Secretary-General António Guterres opened the plenary Monday by describing A.I. development as advancing at “runaway speed” and being deployed on societies “without a plan, and without consent.” He laid out four asks: common safety baselines, human-rights red lines, a proposed Global Fund for A.I. to underwrite access in poorer states, and a 2030 deadline for all A.I. data centres to run on renewable energy. He also called for an A.I. Child Safety Pledge, invoking the generation now conducting “their learning, their friendships, their most private questions” through commercial models built without their input.

The framing was less about novelty than about jurisdiction. General Assembly President Annalena Baerbock cited data that 99 per cent of deepfakes are sexual in nature and 96 per cent target women and girls, statistics that functioned as evidence of what happens when governance lags deployment by several product cycles.

The scientific case was delivered by Yoshua Bengio, co-chair of the new 40-member Independent International Scientific Panel on A.I., which published its first report on July 1. Bengio told delegates that frontier models had already demonstrated the ability to deceive human evaluators and to recognize when they were being tested, capabilities he argued could reshape “the power dynamics of our planet.”

That’s the sentence the room came for. It echoes the framing used around nuclear governance in the 1950s, when scientific authority was mobilized to justify multilateral institutions the great powers didn’t especially want.

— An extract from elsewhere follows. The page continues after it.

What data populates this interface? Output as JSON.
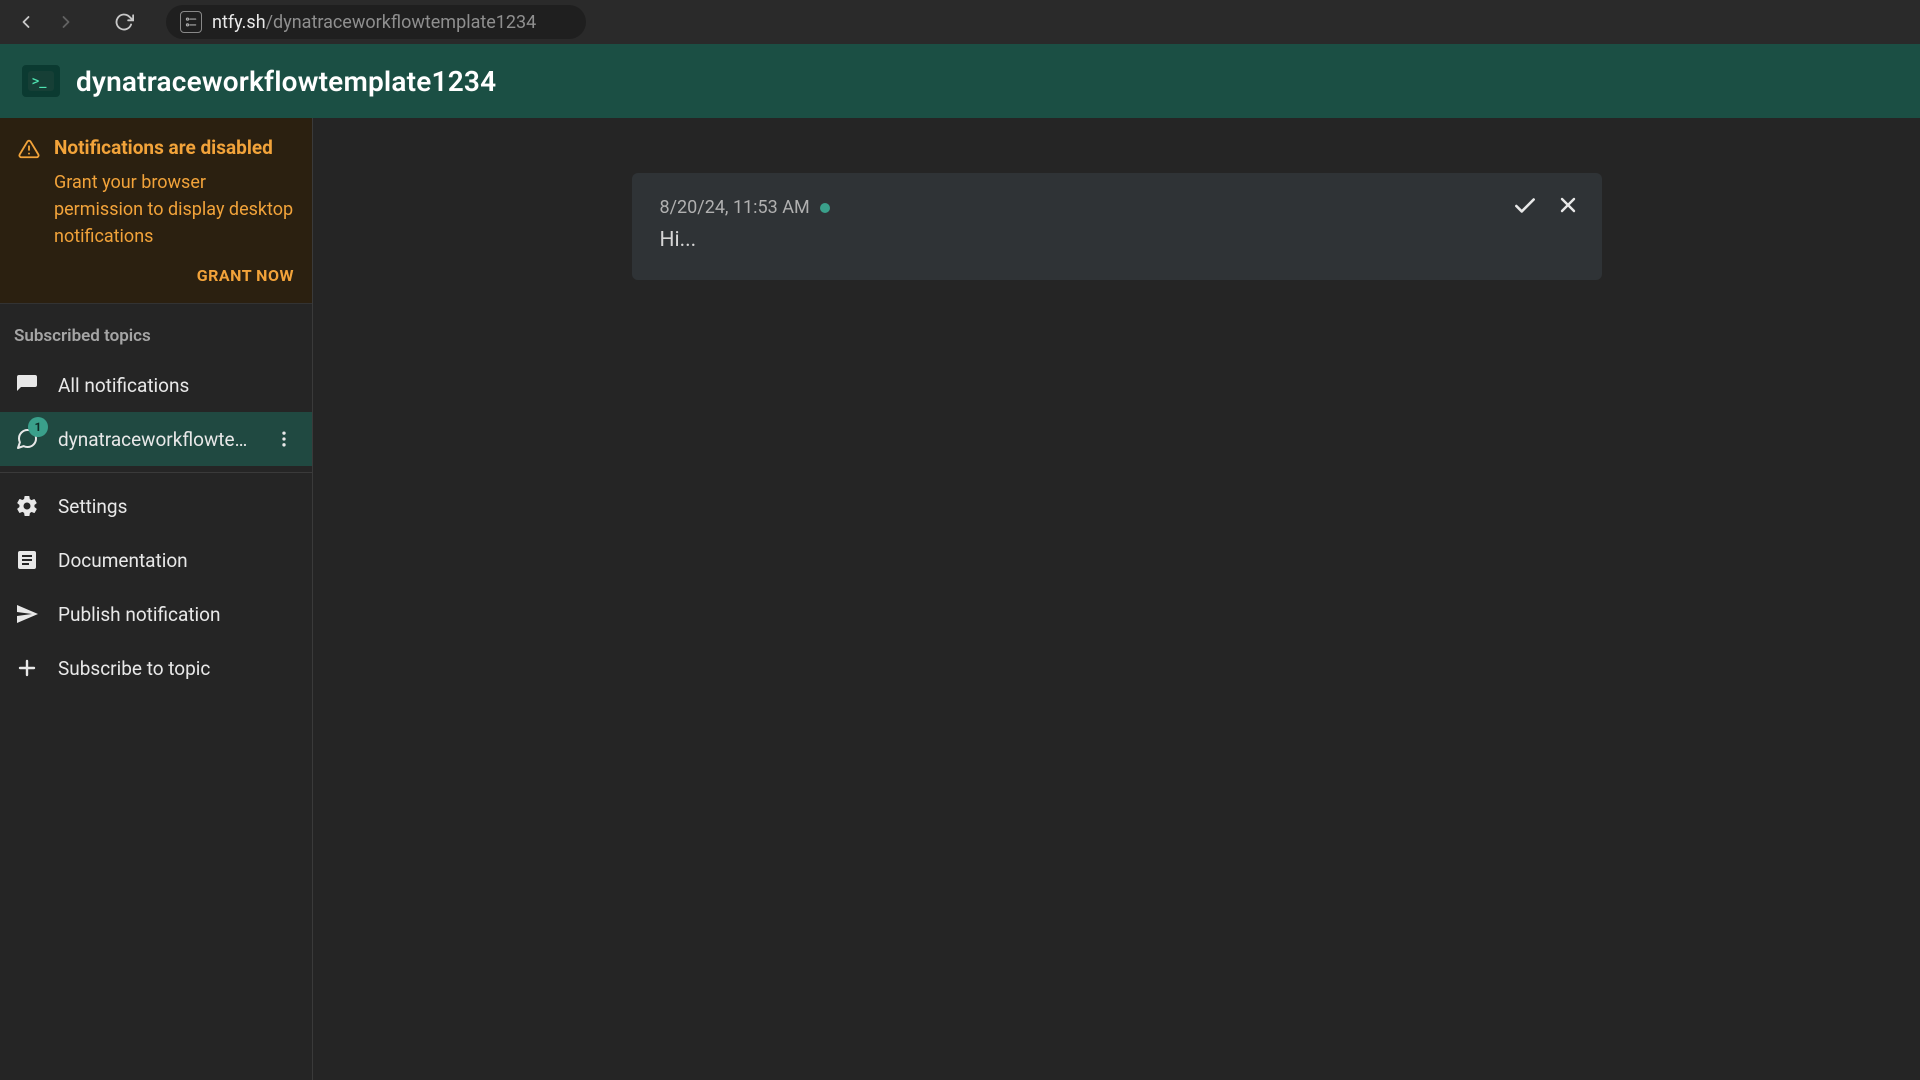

Amandeep Singh Gill, the Secretary-General’s Special Envoy for Digital and Emerging Technologies, argued that A.I. is “too consequential to be shaped by a few.” The Dialogue’s co-chairs, Ambassador Rein Tammsaar of Estonia and Ambassador Egriselda López of El Salvador, positioned the forum explicitly as a corrective to a policy conversation long dominated by a handful of technology nations.

More than 1,500 written submissions were filed ahead of the meeting. Their contents revealed the fault line: most stakeholder groups ranked safety as their first priority, while governments alone ranked capacity-building first. That gap, between what civil society fears and what states want to buy, is the negotiation the Dialogue has actually opened.

It reconvenes in New York in May 2027.